The national policing agency this week put out the call for an information discovery application solution to improve how officers locate information across the agency’s vast data stores.
It currently “employs numerous search capabilities and methodologies” across datasets from 16 portfolios and 60 different branches.
But these data stores are often limited to specific business areas on separate networks making it difficult for officers to search for information during investigations.
This has created a situation where “AFP members are unable to readily search the breadth of these data holdings”, the agency said.
“As a consequence, the task of searching for and locating data is both costly and time-consuming.”
This is becoming particularly apparent as “operational demands and volumes of investigative data” continue to grow, often at "rates much higher than the rate of increasing staff resources".
The agency has therefore approached the market to find a “corporate, enterprise-wide search tool” that will allow users to conduct federated searches for up to the next seven years.

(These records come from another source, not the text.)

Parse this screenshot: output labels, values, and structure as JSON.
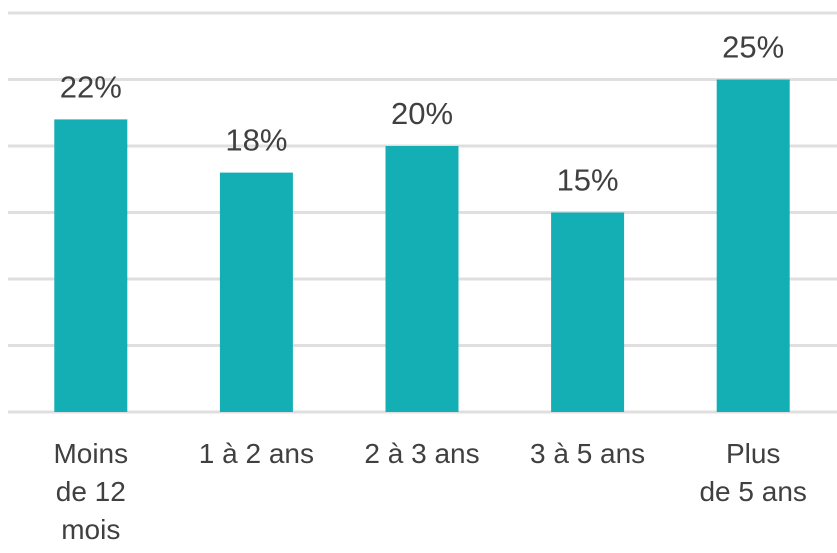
{
  "chart_data": {
    "type": "bar",
    "categories": [
      [
        "Moins",
        "de 12",
        "mois"
      ],
      [
        "1 à 2 ans"
      ],
      [
        "2 à 3 ans"
      ],
      [
        "3 à 5 ans"
      ],
      [
        "Plus",
        "de 5 ans"
      ]
    ],
    "values": [
      22,
      18,
      20,
      15,
      25
    ],
    "data_labels": [
      "22%",
      "18%",
      "20%",
      "15%",
      "25%"
    ],
    "value_unit": "%",
    "ylim": [
      0,
      30
    ],
    "y_gridline_step": 5,
    "grid": true,
    "legend": "none",
    "bar_color": "#14AEB5",
    "grid_color": "#E0DEDE",
    "text_color": "#404040"
  }
}
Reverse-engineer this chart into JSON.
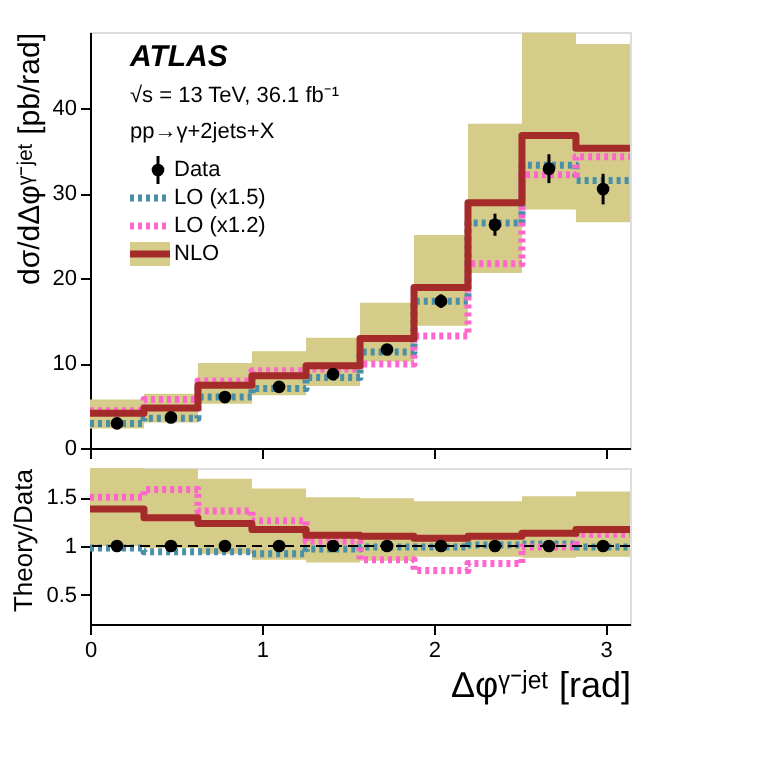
{
  "chart_data": [
    {
      "type": "step",
      "x": [
        0,
        0.314,
        0.628,
        0.942,
        1.257,
        1.571,
        1.885,
        2.199,
        2.513,
        2.827,
        3.1416
      ],
      "xlim": [
        0,
        3.1416
      ],
      "xticks": [
        0,
        1,
        2,
        3
      ],
      "ylim": [
        0,
        49
      ],
      "yticks": [
        0,
        10,
        20,
        30,
        40
      ],
      "ylabel": "dσ/dΔφᵞ⁻ʲᵉᵗ [pb/rad]",
      "tick_labels": "y",
      "grid": false,
      "legend": "top left",
      "annotations": [
        "ATLAS",
        "√s = 13 TeV, 36.1 fb⁻¹",
        "pp→γ+2jets+X"
      ],
      "series": [
        {
          "name": "Data",
          "type": "scatter",
          "marker": "circle",
          "color": "#000000",
          "x": [
            0.157,
            0.471,
            0.785,
            1.1,
            1.414,
            1.728,
            2.042,
            2.356,
            2.67,
            2.985
          ],
          "values": [
            2.9,
            3.6,
            6.0,
            7.2,
            8.7,
            11.6,
            17.3,
            26.3,
            32.9,
            30.5
          ],
          "errors": [
            0.6,
            0.6,
            0.6,
            0.6,
            0.6,
            0.6,
            0.8,
            1.3,
            1.7,
            1.8
          ]
        },
        {
          "name": "LO (x1.5)",
          "color": "#4a8fa8",
          "line_style": "dotted",
          "values": [
            2.9,
            3.5,
            6.0,
            7.0,
            8.3,
            11.3,
            17.3,
            26.5,
            33.3,
            31.5,
            31.5
          ]
        },
        {
          "name": "LO (x1.2)",
          "color": "#ff66cc",
          "line_style": "dotted",
          "values": [
            4.4,
            5.7,
            7.9,
            9.1,
            9.3,
            9.9,
            13.2,
            21.7,
            32.2,
            34.3,
            34.3
          ]
        },
        {
          "name": "NLO",
          "color": "#a52a2a",
          "line_style": "solid",
          "values": [
            4.1,
            4.7,
            7.4,
            8.5,
            9.7,
            12.9,
            18.9,
            28.9,
            36.8,
            35.3,
            35.3
          ],
          "lower": [
            2.3,
            3.0,
            5.2,
            6.2,
            7.3,
            10.2,
            14.4,
            20.6,
            28.1,
            26.6,
            26.6
          ],
          "upper": [
            5.7,
            6.4,
            10.0,
            11.4,
            13.0,
            17.1,
            25.1,
            38.2,
            48.9,
            47.6,
            47.6
          ]
        }
      ]
    },
    {
      "type": "step",
      "x": [
        0,
        0.314,
        0.628,
        0.942,
        1.257,
        1.571,
        1.885,
        2.199,
        2.513,
        2.827,
        3.1416
      ],
      "xlim": [
        0,
        3.1416
      ],
      "xticks": [
        0,
        1,
        2,
        3
      ],
      "ylim": [
        0.2,
        1.8
      ],
      "yticks": [
        0.5,
        1,
        1.5
      ],
      "xlabel": "Δφᵞ⁻ʲᵉᵗ [rad]",
      "ylabel": "Theory/Data",
      "grid": false,
      "ref_lines": [
        {
          "axis": "y",
          "value": 1,
          "color": "#000000",
          "line_style": "dashed"
        }
      ],
      "series": [
        {
          "type": "scatter",
          "marker": "circle",
          "color": "#000000",
          "x": [
            0.157,
            0.471,
            0.785,
            1.1,
            1.414,
            1.728,
            2.042,
            2.356,
            2.67,
            2.985
          ],
          "values": [
            1,
            1,
            1,
            1,
            1,
            1,
            1,
            1,
            1,
            1
          ]
        },
        {
          "color": "#4a8fa8",
          "line_style": "dotted",
          "values": [
            0.98,
            0.94,
            0.94,
            0.92,
            0.97,
            0.99,
            0.99,
            1.01,
            1.02,
            0.99,
            0.99
          ]
        },
        {
          "color": "#ff66cc",
          "line_style": "dotted",
          "values": [
            1.5,
            1.58,
            1.36,
            1.26,
            1.05,
            0.86,
            0.75,
            0.82,
            0.99,
            1.12,
            1.12
          ]
        },
        {
          "color": "#a52a2a",
          "line_style": "solid",
          "values": [
            1.38,
            1.29,
            1.23,
            1.17,
            1.11,
            1.1,
            1.08,
            1.1,
            1.13,
            1.17,
            1.17
          ],
          "lower": [
            1.0,
            0.98,
            0.92,
            0.86,
            0.83,
            0.85,
            0.89,
            0.89,
            0.88,
            0.89,
            0.89
          ],
          "upper": [
            1.8,
            1.79,
            1.69,
            1.59,
            1.5,
            1.49,
            1.46,
            1.46,
            1.51,
            1.56,
            1.56
          ]
        }
      ]
    }
  ]
}
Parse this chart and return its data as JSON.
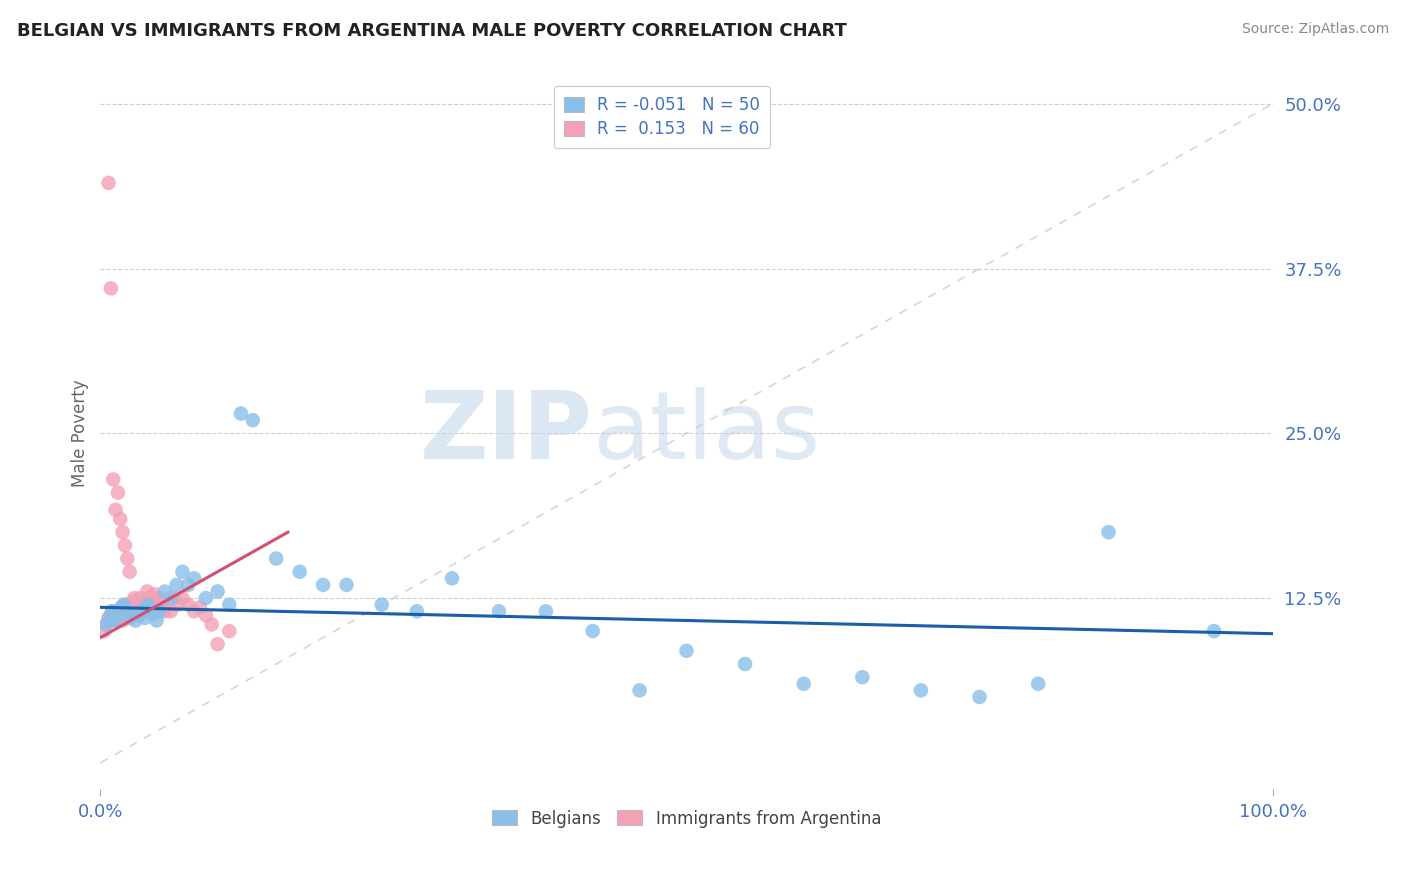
{
  "title": "BELGIAN VS IMMIGRANTS FROM ARGENTINA MALE POVERTY CORRELATION CHART",
  "source": "Source: ZipAtlas.com",
  "ylabel": "Male Poverty",
  "xlim": [
    0,
    1.0
  ],
  "ylim": [
    -0.02,
    0.52
  ],
  "y_ticks": [
    0.0,
    0.125,
    0.25,
    0.375,
    0.5
  ],
  "y_tick_labels": [
    "",
    "12.5%",
    "25.0%",
    "37.5%",
    "50.0%"
  ],
  "background_color": "#ffffff",
  "color_belgian": "#89bfe8",
  "color_argentina": "#f4a0b5",
  "color_trend_belgian": "#1a5fa8",
  "color_trend_argentina": "#d45070",
  "color_diagonal": "#cccccc",
  "legend_label1": "Belgians",
  "legend_label2": "Immigrants from Argentina",
  "belgian_x": [
    0.005,
    0.008,
    0.01,
    0.012,
    0.015,
    0.018,
    0.02,
    0.022,
    0.025,
    0.028,
    0.03,
    0.033,
    0.035,
    0.038,
    0.04,
    0.043,
    0.045,
    0.048,
    0.05,
    0.055,
    0.06,
    0.065,
    0.07,
    0.075,
    0.08,
    0.09,
    0.1,
    0.11,
    0.12,
    0.13,
    0.15,
    0.17,
    0.19,
    0.21,
    0.24,
    0.27,
    0.3,
    0.34,
    0.38,
    0.42,
    0.46,
    0.5,
    0.55,
    0.6,
    0.65,
    0.7,
    0.75,
    0.8,
    0.86,
    0.95
  ],
  "belgian_y": [
    0.105,
    0.11,
    0.115,
    0.108,
    0.112,
    0.118,
    0.12,
    0.115,
    0.11,
    0.113,
    0.108,
    0.112,
    0.115,
    0.11,
    0.12,
    0.118,
    0.113,
    0.108,
    0.115,
    0.13,
    0.125,
    0.135,
    0.145,
    0.135,
    0.14,
    0.125,
    0.13,
    0.12,
    0.265,
    0.26,
    0.155,
    0.145,
    0.135,
    0.135,
    0.12,
    0.115,
    0.14,
    0.115,
    0.115,
    0.1,
    0.055,
    0.085,
    0.075,
    0.06,
    0.065,
    0.055,
    0.05,
    0.06,
    0.175,
    0.1
  ],
  "argentina_x": [
    0.003,
    0.005,
    0.007,
    0.008,
    0.009,
    0.01,
    0.011,
    0.012,
    0.013,
    0.014,
    0.015,
    0.016,
    0.017,
    0.018,
    0.019,
    0.02,
    0.021,
    0.022,
    0.023,
    0.024,
    0.025,
    0.026,
    0.027,
    0.028,
    0.029,
    0.03,
    0.032,
    0.034,
    0.036,
    0.038,
    0.04,
    0.042,
    0.044,
    0.046,
    0.048,
    0.05,
    0.052,
    0.055,
    0.058,
    0.06,
    0.063,
    0.066,
    0.07,
    0.075,
    0.08,
    0.085,
    0.09,
    0.095,
    0.1,
    0.11,
    0.007,
    0.009,
    0.011,
    0.013,
    0.015,
    0.017,
    0.019,
    0.021,
    0.023,
    0.025
  ],
  "argentina_y": [
    0.1,
    0.105,
    0.11,
    0.108,
    0.112,
    0.115,
    0.11,
    0.113,
    0.108,
    0.115,
    0.11,
    0.113,
    0.115,
    0.112,
    0.108,
    0.118,
    0.115,
    0.12,
    0.113,
    0.11,
    0.118,
    0.12,
    0.115,
    0.122,
    0.125,
    0.12,
    0.118,
    0.125,
    0.115,
    0.12,
    0.13,
    0.125,
    0.12,
    0.128,
    0.122,
    0.125,
    0.12,
    0.115,
    0.12,
    0.115,
    0.125,
    0.12,
    0.125,
    0.12,
    0.115,
    0.118,
    0.112,
    0.105,
    0.09,
    0.1,
    0.44,
    0.36,
    0.215,
    0.192,
    0.205,
    0.185,
    0.175,
    0.165,
    0.155,
    0.145
  ],
  "trend_belgian_x0": 0.0,
  "trend_belgian_x1": 1.0,
  "trend_belgian_y0": 0.118,
  "trend_belgian_y1": 0.098,
  "trend_arg_x0": 0.0,
  "trend_arg_x1": 0.16,
  "trend_arg_y0": 0.095,
  "trend_arg_y1": 0.175
}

“The federated search capability will reduce investigative effort and improve investigative efficiencies and schedules,” tender documents state.
“It will also assist in ensuring all relevant data held by the AFP can be quickly identified and included for consideration.”
The solution is expected to be easily configurable and require minimal development and preferably commercial off-the-shelf.
The federated search will allow users to select which data sources to search according to individual data access rights, and be available through the AFP’s primary IT network, AFPNet.
The agency will take a phased approach to implementation, starting with data sources that pose the least risk.
Initially data sources will be limited to documents from shared drivers, folders and files in the region of 563 terabytes and close to 100 terabytes of archived or active emails.
Ten terabytes of Sharepoint data and three terabytes of documents from the Oracle-based PROMIS case management system will also be incorporated.
The AFP expects this will be complete by June 2019, giving the successful supplier just four months to design, develop and integrate the data sources.
The second phase will then cover 17 petabytes of storage from July 2019, including the entire PROMIS database, iTrace proprietary database, StriX platform used to collect and unify data from the digital surveillance collection (DSC) business unit.
This phase could also “include searching of data sources of agencies external to the AFP”.
Any system would also be expected to interface with future platforms and data sources the AFP is currently developing, including a forensic management system, advanced analytics platform and investigation management solution.